I’m a huge lover of the Japanese aesthetic and the country’s culture, so when it was announced that this was coming, I could hardly contain myself. I mean, what wasn’t to like? The neon-lit backstreets juxtaposed with the wet, miserable streets of London? A surly, taciturn old-school noir detective trudging both of those kinds of streets?

YES PLEASE.

And so it started in brilliant fashion, entirely justifying my excitement.

A Japanese man, stabbed to death in a London condo. This man’s murder had repercussions in Tokyo because it turns out that the dead man in London was Yakuza. Another man eating in a restaurant in Tokyo was subsequently gunned down spectacularly (as was half of the rest of eaters in the restaurant).

We were then introduced to Kenzo Mori (celebrated Japanese actor, Takehiro Hira), a quiet, stern-faced detective living with his family in a Tokyo apartment. His quiet demeanour, and the way he glided around both the chaos of family life (he lived with his wife and kids, including a sweet but delinquent teenage daughter, and his elderly bickering parents), made him instantly magnetic and he had real charisma. For an actor that wasn’t required to say much, you could tell he has skill.

His life was thrown into turmoil when he was paid a visit by a Mr Fukahara, the neighbourhood’s friendly Yakuza boss, who told him that the man who was killed in London was one of his men. Furthermore, he was killed by a special kind sword only used by Kenzo’s brother Yuto, who had been presumed dead.

Fukahara also admitted that it was ahe who ordered the Tokyo restaurant shooting. A revenge killing.

Yuto Mori was the black sheep of the family. We saw in flashback a weak young man, mixed up in all sorts but denying it all. So much so, in one scene we saw Kenzo help clean up a shooting for him so he could save his brother’s reputation and keep him out of jail.

Fukuhara, and Kenzo’s chief of police, urged him to go to London, find Yuto and bring him home – Fukahara wanted him so he could administer his own brand of justice, but the police chief wanted him for the traditional kind of justice.

What was apparent was that a gang war had been ignited, which meant extra pressure on Kenzo to find his brother quickly.

So off he went to London, and with that geographical switch came a change in tone (which is natural when you consider the two different cultures).

Kenzo had been arranged a cover story: to live and attend crime classes (hosted by disenfranchised policewoman Sarah Weitzman (Kelly Macdonald)), while carrying out his search during downtime.

In a London pub, he met a gay sex worker called Rodney Leonard Yamaguchi, who he agreed to help if he helped him. Rodney was abrasive, charismatic and slightly unhinged, with failed relationships, drug use and abuse addling his brain.

And so an unlikely friendship was born – two mismatched men, adrift in a swirling metropolis.

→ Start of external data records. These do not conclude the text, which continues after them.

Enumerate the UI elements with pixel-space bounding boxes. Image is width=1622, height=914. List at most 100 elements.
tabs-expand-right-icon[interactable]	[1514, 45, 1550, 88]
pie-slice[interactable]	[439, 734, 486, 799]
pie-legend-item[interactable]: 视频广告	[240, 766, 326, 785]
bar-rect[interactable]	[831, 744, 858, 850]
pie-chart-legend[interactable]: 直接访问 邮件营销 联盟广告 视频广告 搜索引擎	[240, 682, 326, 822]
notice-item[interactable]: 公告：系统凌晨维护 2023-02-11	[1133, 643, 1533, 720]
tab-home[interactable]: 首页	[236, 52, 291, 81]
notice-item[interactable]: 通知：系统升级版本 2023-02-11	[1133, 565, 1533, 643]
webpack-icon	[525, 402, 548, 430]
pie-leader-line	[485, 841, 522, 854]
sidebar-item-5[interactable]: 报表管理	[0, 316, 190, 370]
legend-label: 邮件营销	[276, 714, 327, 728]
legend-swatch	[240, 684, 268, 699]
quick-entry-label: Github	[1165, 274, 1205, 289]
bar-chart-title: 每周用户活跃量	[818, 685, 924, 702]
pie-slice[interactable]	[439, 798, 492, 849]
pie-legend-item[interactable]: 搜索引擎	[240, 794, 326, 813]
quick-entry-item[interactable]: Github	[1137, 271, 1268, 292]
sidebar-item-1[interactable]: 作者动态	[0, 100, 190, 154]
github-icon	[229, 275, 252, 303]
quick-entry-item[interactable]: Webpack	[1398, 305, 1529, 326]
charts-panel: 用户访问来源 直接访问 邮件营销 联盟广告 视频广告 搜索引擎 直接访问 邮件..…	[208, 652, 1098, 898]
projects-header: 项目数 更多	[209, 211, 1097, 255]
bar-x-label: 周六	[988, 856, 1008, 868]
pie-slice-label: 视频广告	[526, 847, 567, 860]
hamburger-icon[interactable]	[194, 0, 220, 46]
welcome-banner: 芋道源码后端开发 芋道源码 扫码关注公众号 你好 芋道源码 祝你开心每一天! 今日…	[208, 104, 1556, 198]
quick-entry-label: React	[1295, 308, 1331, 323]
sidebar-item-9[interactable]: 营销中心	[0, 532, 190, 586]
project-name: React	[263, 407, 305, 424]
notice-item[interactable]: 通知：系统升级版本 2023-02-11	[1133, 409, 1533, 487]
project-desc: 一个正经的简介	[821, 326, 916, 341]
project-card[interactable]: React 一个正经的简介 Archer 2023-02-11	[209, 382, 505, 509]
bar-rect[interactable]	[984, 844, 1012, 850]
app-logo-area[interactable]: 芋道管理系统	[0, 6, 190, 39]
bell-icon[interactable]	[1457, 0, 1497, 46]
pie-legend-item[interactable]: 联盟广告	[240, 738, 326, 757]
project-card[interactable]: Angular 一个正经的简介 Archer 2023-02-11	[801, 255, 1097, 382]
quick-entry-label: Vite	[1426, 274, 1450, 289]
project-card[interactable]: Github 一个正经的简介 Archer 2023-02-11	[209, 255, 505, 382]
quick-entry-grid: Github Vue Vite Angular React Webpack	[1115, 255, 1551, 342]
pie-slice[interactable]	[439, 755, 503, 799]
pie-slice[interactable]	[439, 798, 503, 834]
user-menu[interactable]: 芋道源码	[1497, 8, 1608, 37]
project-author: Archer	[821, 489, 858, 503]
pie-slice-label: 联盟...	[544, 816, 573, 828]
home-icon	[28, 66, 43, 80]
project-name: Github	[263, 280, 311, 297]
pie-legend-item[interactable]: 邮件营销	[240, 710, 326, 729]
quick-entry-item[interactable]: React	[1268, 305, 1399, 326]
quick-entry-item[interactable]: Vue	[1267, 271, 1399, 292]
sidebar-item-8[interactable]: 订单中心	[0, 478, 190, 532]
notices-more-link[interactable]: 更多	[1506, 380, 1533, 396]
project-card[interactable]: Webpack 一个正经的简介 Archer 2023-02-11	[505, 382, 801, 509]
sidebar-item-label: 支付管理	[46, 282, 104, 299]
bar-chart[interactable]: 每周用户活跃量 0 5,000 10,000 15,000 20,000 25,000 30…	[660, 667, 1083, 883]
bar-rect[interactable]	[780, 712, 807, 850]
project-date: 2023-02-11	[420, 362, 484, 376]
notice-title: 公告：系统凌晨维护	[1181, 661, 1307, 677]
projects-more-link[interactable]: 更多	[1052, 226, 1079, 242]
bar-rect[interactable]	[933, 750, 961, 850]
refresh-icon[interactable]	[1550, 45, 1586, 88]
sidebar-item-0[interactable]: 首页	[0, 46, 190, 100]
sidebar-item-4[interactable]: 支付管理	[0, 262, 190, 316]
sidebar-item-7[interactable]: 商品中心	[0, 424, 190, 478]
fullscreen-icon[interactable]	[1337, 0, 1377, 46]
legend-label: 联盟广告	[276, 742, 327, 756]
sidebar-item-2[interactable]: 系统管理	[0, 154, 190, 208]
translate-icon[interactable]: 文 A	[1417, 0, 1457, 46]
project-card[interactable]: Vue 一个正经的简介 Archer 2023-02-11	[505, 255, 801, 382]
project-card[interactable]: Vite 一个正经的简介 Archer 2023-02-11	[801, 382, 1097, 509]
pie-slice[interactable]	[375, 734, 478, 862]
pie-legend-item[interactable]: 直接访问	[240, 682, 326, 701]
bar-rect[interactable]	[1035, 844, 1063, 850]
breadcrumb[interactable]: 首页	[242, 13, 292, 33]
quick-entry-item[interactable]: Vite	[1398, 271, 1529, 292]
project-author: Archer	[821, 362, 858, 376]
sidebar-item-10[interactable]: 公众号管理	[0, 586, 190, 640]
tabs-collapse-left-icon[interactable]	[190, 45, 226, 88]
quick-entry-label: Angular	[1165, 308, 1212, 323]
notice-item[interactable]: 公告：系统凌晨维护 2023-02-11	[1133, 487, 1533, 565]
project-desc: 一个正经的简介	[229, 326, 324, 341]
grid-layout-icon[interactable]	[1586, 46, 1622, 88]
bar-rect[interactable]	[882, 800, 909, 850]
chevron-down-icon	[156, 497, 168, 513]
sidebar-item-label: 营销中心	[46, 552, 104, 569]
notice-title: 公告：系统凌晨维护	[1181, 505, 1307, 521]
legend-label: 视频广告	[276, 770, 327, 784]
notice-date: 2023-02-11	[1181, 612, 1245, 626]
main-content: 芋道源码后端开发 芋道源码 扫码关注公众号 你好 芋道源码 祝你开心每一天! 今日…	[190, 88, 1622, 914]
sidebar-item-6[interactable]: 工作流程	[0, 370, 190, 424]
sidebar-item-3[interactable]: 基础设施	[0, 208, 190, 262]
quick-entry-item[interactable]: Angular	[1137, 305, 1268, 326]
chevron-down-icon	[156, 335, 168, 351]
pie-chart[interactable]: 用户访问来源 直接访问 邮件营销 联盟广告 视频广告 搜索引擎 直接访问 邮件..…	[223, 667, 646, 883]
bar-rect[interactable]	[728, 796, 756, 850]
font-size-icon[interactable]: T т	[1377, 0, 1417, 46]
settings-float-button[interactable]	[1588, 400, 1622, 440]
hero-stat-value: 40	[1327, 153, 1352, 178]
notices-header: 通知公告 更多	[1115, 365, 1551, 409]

Soon, half thanks to Rodney, Kenzo had found a club owned by Connor Abbott. There he heard a story about his brother. The way this story was told was remarkable – we switched to an animated segment, something which wouldn’t have felt out of place if it appeared in a Japanese anime.

It was fresh and vibrant, and an exciting way to present a flashback. In fact, the window dressing of this show – the flashbacks, the titles – were just great: a rampage of Japanese drums accompanied them and it had a slick style all of its own.

What was clear was that Yuto was now working for Abbott and that he had become some semi-mythical creature – a sword-wielding assassin who did not hesitate to kill all in his path.

This felt very different from the slightly vulnerable, feckless youth back in Tokyo. Perhaps a bit too different.

Yuto was now Abbot’s personal property, and Kenzo was warned to stay away.

He refused and the final scene saw an assassin’s rifle trained on Kenzo’s forehead.

So a lot to take in from this first episode, and some of it was amazing… but then some of it wasn’t. Some of the characterisation felt one-dimensional and cliched – especially when it came to Rodney and some of Sarah’s police colleagues – and tonally it felt a bit all over the shop. Even though Sarah had experienced sexual abuse by a fellow policeman, her dating life (including a date and sexual encounter with a hapless bearded man) was played for almost comic effect. As was Rodney’s broken life.

But I couldn’t take my eyes off Kenzo, and I love that he’s your old-fashioned noir detective in a foreign land searching for his brother.

I just hope it meshes better as the series evolves.